Home > Latest

Educating globally competent engineers is the sweeping goal of a new engineering outreach center

ANN ARBOR, MICH. — To solve the world’s most pressing challenges and to seize its most exciting technological opportunities, we need a diverse workforce of globally competent and creative engineers, University of Michigan College of Engineering officials say. To move toward that goal, the college has launched a new Center for Engineering Diversity and Outreach (CEDO).

“The compelling imperative for the center is to take what we’ve been doing to another level — a level that recognizes that today’s engineers not only must come from all corners of our nation, but be globally competent to meet our world’s challenges,” said Robert Scott, CEDO director.

The center brings together three existing offices that work in outreach to K-12 students and schools, women, and underrepresented minority students. While these offices have undertaken great effort to increase the diversity and success of engineering students, their results have mirrored national trends of flat or declining numbers.

“Engineering graduates at Michigan and beyond don’t represent the demographics of the nation. Critical issues for our nation such as climate change and energy mean we can’t afford to leave bright, creative contributors out of our profession,” said David Munson, the Robert J. Vlasic Dean of Engineering. The center is about changing the game.
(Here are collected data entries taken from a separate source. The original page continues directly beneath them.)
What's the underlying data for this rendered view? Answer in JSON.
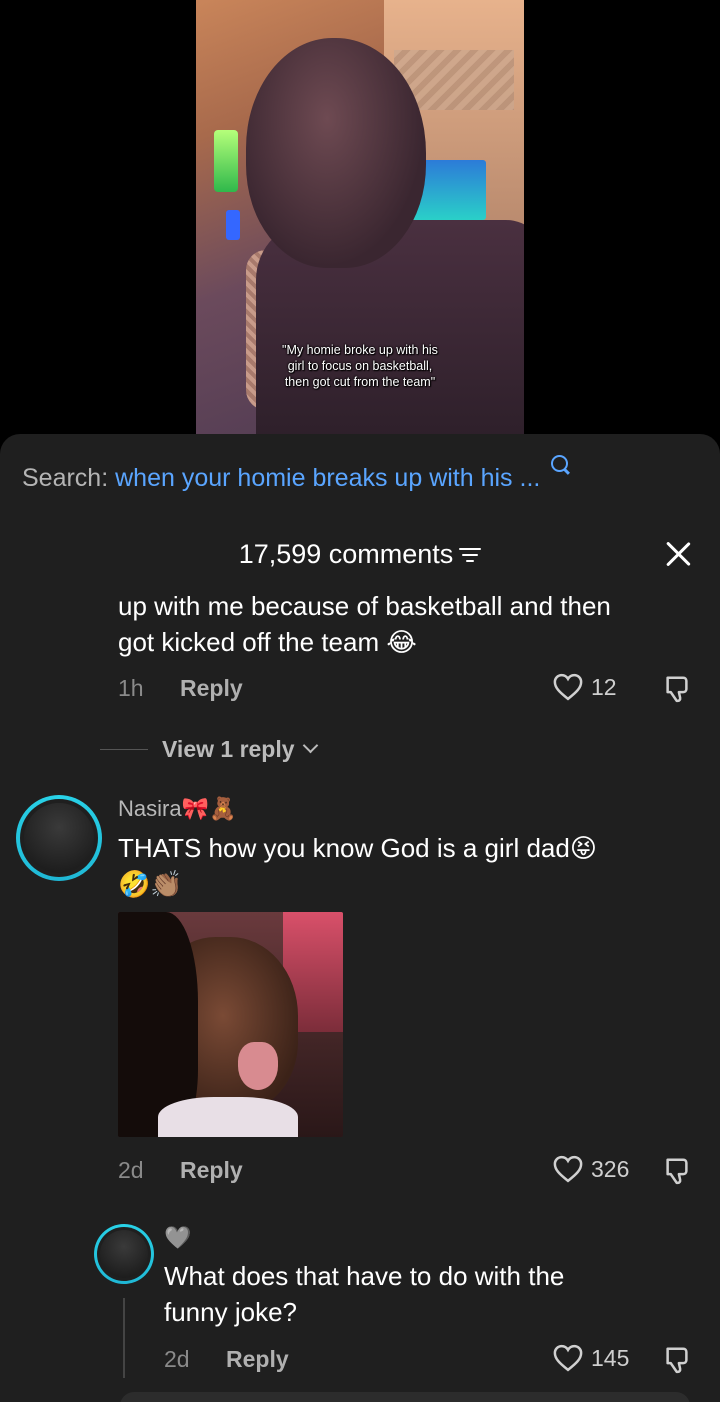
{
  "video": {
    "caption_lines": [
      "\"My homie broke up with his",
      "girl to focus on basketball,",
      "then got cut from the team\""
    ]
  },
  "search": {
    "label": "Search:",
    "query": "when your homie breaks up with his ..."
  },
  "header": {
    "count": "17,599 comments"
  },
  "comments": [
    {
      "text_line1": "up with me because of basketball and then",
      "text_line2": "got kicked off the team 😂",
      "time": "1h",
      "reply_label": "Reply",
      "likes": "12",
      "view_replies": "View 1 reply"
    },
    {
      "username": "Nasira🎀🧸",
      "text_line1": "THATS how you know God is a girl dad😝",
      "text_line2": "🤣👏🏽",
      "time": "2d",
      "reply_label": "Reply",
      "likes": "326"
    },
    {
      "username": "🩶",
      "text_line1": "What does that have to do with the",
      "text_line2": "funny joke?",
      "time": "2d",
      "reply_label": "Reply",
      "likes": "145"
    }
  ],
  "icons": {
    "search": "search-icon",
    "filter": "filter-icon",
    "close": "close-icon",
    "heart": "heart-icon",
    "dislike": "dislike-icon"
  },
  "colors": {
    "accent_blue": "#5aa5ff",
    "avatar_ring": "#29d3e8",
    "sheet_bg": "#1f1f1f"
  }
}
“Our vision is to produce 21st-century engineers — an increasingly diverse, globally competent, and creative engineering workforce ready to innovate and change the world,” he said.

CEDO merges the Multicultural Engineering Programs Office (MEPO), the engineering branch of Women in Science and Engineering (WISE), and the Office of Engineering Outreach and Engagement (OE2). Its mission is threefold:

  • To develop a K-12 engineering pipeline: The center will broaden the efforts of OE2 and integrate outreach efforts previously targeted at underrepresented minorities and women. It will work with education, industry, and university partners to create inspiring programs. The college is leading a statewide effort to include engineering education standards in the Michigan K-12 curriculum, as four other states have done, and it will continue this effort.
  • To support success for a diverse student body: The center will continue to support academic success for all students and ensure access to college transition programs for underrepresented minority students, women, transfer students, and those from abroad. CEDO will work to ensure that these students thrive, continuing and expanding the efforts of WISE and MEPO.
  • To foster an inclusive environment and instill cross-cultural competencies: Engineers of today work in a global environment where they often find themselves on multicultural teams. CEDO will strive to prepare Michigan’s engineers for this reality. CEDO will hold lectures and seminars, organize experiences to enable working across differences, encourage more students to have an international experience, and provide more opportunities for cross-cultural exchange among current international and domestic students.

“From their first steps on this campus, all [College of Engineering] students should begin to interact with a mix of people in meaningful ways — learning from each other, developing academic and interpersonal skills, and ultimately leaving campus fully prepared to work with anyone, anywhere,” Munson said.

CEDO was launched in early October 2010 with a talk by Shirley Malcolm, head of education and human resources at the American Association for the Advancement of Science. CEDO’s new office will be located in the Chrysler Building in New York City.